武部行正 / ゆふすげびとのうた

ゆふすげびとのうた

ゆふすげびとのうた

でも優しい歌が欲しかったのは僕等だ
と言ってみたらこまってしまったのも僕等です

ジャケットの裏に遠慮がちに引用された、アルバム収録曲「また散らかしっぱなしの秋が来て」の歌詞の一節。これだけで、アルバムの素晴らしさを確信するのには充分です。アコースティックギター中心のシンプルな演奏に、技巧を超越した味のある優しい歌声、穏やかさの中に一抹の寂寥漂うメロディー。そのすべてが素晴らしい。アルバムを1枚しか残さなかったことが惜しいというよりも、ぼくはアルバムを1枚残したことがそれこそ奇跡のように素晴らしいと感じます。このアルバムが発売される前年に有山じゅんじさんとのデュオ「ぼく」で中津川のフォーク・ジャンボリーに出演し、「深い木立に」(本当に名演)を含む3曲を演奏し、それきりになってしまった可能性もあるのですから。(でも未発表のセカンドアルバムがあるらしいです。聴きたい)

遠くの記憶をふり返るときのように切ない「風景」「円か」、どこまでも穏やかな「引越し」、カントリー、ラグタイム風の空気がどこか華やいだ「ソロモングランディの静かな日々」、話し声が入りリラックスしたムードの中瑞々しいコーラスが印象に残る「こんないい日は久しぶり」、優しくもプライヴェートな空気に満ちた「また、散らかしっぱなしの秋が来て」など、つまらない曲がまったくありません。こんなに素晴らしいアルバムが今は簡単に手に入る状況にないなんて、少し悲しくなりますね。

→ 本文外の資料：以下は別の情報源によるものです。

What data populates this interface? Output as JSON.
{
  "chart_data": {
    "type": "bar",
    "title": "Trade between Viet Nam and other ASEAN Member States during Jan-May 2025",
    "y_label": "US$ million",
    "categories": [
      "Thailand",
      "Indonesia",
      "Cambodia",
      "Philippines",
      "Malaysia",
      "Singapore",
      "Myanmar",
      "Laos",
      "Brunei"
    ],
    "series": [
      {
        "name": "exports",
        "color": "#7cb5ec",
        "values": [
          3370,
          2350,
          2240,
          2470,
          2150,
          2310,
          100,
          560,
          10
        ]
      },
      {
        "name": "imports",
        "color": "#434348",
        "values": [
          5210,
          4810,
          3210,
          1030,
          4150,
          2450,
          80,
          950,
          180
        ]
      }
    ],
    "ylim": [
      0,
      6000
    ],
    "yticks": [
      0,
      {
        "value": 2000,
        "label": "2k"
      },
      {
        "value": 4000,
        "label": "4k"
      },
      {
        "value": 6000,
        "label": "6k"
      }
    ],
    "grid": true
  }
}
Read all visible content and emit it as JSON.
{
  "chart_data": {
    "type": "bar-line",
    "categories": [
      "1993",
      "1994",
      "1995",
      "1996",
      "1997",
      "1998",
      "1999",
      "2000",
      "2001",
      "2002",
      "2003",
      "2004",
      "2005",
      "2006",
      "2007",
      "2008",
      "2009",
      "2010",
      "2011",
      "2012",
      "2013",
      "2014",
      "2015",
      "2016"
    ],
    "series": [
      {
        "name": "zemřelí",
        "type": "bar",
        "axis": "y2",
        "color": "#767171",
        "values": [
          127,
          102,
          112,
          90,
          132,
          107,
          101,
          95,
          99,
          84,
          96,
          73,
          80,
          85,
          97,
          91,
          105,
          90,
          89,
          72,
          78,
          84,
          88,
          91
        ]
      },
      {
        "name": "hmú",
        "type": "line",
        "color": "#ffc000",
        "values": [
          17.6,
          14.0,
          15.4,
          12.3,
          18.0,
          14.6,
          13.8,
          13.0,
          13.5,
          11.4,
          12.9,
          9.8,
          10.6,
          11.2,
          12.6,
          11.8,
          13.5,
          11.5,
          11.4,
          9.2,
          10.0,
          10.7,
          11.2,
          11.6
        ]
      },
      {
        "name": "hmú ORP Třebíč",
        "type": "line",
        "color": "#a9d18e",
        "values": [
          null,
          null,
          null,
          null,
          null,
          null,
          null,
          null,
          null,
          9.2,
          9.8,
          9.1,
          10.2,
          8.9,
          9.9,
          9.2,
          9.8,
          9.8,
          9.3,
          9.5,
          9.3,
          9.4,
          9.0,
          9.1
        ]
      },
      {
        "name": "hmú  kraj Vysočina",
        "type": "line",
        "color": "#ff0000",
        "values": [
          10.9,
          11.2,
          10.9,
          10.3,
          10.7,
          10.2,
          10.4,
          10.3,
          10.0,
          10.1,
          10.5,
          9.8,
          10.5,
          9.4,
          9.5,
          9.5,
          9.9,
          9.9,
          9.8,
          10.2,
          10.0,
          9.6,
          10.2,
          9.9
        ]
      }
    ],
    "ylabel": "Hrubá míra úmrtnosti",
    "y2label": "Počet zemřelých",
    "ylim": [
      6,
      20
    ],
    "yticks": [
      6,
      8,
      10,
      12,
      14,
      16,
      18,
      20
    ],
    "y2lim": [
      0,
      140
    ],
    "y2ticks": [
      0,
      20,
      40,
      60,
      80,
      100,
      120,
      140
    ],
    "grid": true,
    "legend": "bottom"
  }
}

プロデューサーには西岡たかしさんの名前がありますが、ライナーノーツによると西岡さんは実際には関わっておらず、名前だけ借りたというのが真相のようです。それでも五つの赤い風船の影響は隠しきれませんが、フォロワーと位置づけるのもしっくりこないあたりに、武部行正さんの魅力が存在しています。